What I thought was the problem wasn’t. Money, whatever the cost, could retrieve the van. The problem was that he could not sign the license application for his son because the name I put on the application was Jacob, which simply was not true.
Passing a public garden, he took my hand in his and led us to a bench under a few palm trees. We sat. He cleared his throat twice, heaved a sigh, and said, "Boychick [a Yiddish nickname like kiddo that he had for me], have you noticed that your aunt Hazel never comes to visit us at our home?"
Yes,
I replied, for I knew that he and Hazel simply did not see eye to eye.
"Well, there’s a good reason I won’t let her come through my door. You know how all ten darn Schlefsteins [Mom’s siblings] are crazy about giving themselves and their kids American-sounding names to make it seem as though they are really an original part of American life here, even though we Jews, many of us, very religious, all came from faraway other places. Hazel was born Hannah, Moish became Murray, Itzhak became Irving, Arthur was born Aaron, etc., etc., etc. The day after you were born, Hazel visited the hospital just before I got there.

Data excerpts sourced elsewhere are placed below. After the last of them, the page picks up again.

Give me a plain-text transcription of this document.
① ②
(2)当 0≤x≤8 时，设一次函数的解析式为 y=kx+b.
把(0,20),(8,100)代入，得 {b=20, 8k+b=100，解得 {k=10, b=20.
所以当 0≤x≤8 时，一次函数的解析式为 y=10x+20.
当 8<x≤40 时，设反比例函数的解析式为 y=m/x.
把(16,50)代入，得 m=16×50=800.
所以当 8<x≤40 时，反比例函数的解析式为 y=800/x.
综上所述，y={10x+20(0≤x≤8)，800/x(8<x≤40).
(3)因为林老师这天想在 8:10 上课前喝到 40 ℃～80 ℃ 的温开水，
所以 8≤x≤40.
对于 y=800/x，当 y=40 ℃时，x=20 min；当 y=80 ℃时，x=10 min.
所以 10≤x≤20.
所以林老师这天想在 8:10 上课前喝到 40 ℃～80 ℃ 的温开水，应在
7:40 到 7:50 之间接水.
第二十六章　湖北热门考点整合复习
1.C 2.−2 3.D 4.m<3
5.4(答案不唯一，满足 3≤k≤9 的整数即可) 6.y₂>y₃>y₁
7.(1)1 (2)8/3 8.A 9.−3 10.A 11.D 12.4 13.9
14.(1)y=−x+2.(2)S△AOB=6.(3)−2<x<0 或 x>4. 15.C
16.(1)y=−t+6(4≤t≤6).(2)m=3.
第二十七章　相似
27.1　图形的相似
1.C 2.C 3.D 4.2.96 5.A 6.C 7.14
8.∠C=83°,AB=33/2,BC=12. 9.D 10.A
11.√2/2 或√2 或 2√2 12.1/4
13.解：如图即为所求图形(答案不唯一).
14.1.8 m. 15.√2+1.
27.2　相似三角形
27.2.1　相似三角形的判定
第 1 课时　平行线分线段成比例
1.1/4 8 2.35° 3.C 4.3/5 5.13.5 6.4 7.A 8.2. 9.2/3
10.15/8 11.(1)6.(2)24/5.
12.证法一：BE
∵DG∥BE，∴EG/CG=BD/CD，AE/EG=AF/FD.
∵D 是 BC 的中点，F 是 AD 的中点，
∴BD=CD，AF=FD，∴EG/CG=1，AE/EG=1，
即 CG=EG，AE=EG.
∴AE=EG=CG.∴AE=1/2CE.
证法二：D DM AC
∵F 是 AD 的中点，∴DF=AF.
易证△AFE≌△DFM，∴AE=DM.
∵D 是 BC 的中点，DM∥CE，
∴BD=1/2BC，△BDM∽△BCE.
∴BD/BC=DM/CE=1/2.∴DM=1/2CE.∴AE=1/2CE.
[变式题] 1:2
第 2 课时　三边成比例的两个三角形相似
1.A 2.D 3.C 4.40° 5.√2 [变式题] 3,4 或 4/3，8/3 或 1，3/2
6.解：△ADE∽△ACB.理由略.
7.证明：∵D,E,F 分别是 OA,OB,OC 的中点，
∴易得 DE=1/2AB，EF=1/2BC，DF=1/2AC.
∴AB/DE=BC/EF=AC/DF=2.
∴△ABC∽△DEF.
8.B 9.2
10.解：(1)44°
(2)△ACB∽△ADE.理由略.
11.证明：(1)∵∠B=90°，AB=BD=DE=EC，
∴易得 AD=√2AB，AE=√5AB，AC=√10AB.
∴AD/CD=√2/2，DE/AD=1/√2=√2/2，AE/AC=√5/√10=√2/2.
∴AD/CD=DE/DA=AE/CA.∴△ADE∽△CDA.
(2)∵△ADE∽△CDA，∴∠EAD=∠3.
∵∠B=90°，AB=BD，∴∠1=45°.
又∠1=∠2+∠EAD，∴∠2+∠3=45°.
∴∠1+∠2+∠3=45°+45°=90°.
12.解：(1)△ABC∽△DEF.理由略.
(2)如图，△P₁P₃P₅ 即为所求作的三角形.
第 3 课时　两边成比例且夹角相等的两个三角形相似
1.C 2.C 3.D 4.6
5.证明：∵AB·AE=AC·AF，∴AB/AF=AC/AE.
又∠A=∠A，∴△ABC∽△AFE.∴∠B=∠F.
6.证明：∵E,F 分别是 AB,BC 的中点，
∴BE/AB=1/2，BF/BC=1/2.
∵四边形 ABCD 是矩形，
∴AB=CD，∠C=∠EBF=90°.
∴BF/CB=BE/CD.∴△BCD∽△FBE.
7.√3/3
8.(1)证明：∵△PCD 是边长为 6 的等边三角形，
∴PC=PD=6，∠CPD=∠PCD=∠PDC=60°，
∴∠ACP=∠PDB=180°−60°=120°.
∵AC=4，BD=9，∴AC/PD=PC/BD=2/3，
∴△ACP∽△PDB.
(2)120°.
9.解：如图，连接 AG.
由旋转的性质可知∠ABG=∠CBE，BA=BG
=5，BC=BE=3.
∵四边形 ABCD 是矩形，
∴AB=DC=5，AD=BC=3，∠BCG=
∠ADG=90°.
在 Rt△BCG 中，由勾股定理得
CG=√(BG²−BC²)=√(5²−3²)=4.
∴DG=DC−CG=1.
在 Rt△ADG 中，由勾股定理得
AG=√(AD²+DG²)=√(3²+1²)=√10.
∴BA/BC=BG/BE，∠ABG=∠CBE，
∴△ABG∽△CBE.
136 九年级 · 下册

‘What are you and Samuel going to name him?’ she asked Mom. ‘Jacob Samson’, Mom replied. ‘Is that what you really want?’ Hazel asked. Mom was hesitant. Hazel heard my footsteps in the hall and scooted away with the briefest bye-bye.
"Next day, when I arrived at the registry, the man behind the counter began to laugh. ‘Mr. Doctorow,’ he said, ‘it is quite rare that brothers have sons on the same day.’ His voice slowed and grew softer as he reread the notations in the big book. ‘At the same hospital… with the same wife!’ he shrilled. ‘What the hell is going on here?’ It was obvious! Hazel beat me to the registry. You were, and still are, registered as Jarvis [no middle initial] Doctorow.
I begged the registrar to fix it right then and there, but he said that it could only be done after a long and costly procedure, which we simply could not afford at that time.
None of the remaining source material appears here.